Research Agent → citationGraph on Tapp et al. 2008 → Synthesis Agent → gap detection → Writing Agent → latexEditText draft → latexSyncCitations (75+ refs) → latexCompile PDF with tables.

"Find GitHub repos implementing capture-recapture for conflict mortality."

Research Agent → searchPapers 'capture-recapture armed conflict mortality' → Code Discovery → paperExtractUrls → paperFindGithubRepo → githubRepoInspect (R scripts for Checchi methods) → exportCsv of code snippets.

Automated Workflows

Deep Research workflow conducts systematic review: searchPapers (250M corpus) → citationGraph → DeepScan (7-steps: read, verify, GRADE mortality data) → structured report on 50+ papers. Theorizer generates hypotheses linking climate (Maystadt 2014) to mortality via statistical models. DeepScan verifies survey biases in Moreno-Serra (2022) with CoVe checkpoints.

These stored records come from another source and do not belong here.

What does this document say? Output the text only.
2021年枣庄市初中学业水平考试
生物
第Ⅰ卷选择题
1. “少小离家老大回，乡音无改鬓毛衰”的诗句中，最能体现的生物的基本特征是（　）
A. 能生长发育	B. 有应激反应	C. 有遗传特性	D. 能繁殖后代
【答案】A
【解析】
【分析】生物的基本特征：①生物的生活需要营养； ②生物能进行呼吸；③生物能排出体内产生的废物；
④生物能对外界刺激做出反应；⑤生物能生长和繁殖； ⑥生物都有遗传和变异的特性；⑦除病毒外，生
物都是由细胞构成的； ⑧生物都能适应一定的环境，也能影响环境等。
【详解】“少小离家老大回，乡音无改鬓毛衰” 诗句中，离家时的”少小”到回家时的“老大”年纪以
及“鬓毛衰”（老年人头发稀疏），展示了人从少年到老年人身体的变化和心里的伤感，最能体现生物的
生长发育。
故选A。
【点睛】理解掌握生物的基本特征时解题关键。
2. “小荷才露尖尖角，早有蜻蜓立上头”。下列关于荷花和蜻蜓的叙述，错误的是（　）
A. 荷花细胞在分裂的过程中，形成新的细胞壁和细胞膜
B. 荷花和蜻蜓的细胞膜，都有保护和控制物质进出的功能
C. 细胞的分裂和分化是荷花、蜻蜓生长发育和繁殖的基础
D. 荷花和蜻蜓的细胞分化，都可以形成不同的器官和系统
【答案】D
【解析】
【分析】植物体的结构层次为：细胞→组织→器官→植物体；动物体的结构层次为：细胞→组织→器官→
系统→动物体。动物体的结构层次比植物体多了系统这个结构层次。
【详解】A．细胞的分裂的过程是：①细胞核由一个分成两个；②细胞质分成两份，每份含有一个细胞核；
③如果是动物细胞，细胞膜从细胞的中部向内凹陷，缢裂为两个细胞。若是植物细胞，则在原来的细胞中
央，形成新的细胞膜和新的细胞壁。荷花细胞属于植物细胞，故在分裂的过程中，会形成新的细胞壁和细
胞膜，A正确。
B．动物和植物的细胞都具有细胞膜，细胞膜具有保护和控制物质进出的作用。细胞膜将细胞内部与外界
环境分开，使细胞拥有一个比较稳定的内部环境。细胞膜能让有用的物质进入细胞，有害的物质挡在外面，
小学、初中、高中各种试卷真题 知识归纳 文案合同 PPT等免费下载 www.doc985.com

Frequently Asked Questions

What defines mortality estimation in armed conflicts?

It quantifies excess deaths from violence, disease, and indirect effects using surveys and models in war zones like Iraq and DRC.

What are main methods for conflict mortality data?

Cluster sampling surveys (Checchi and Roberts 2008), facility data analysis (Malembaka et al. 2021), and statistical models like capture-recapture (Mills et al. 2008).

What are key papers on this topic?

Maystadt et al. (2014, 103 citations) on Sudan climate-conflict; Tapp et al. (2008, 75 citations) Iraq review; Checchi and Roberts (2008, 90 citations) on crises documentation.

What open problems exist?

Recall bias mitigation (Moreno-Serra 2022), indirect mortality attribution (Lindskog 2016), and real-time data in active conflicts (Checchi 2008 barriers).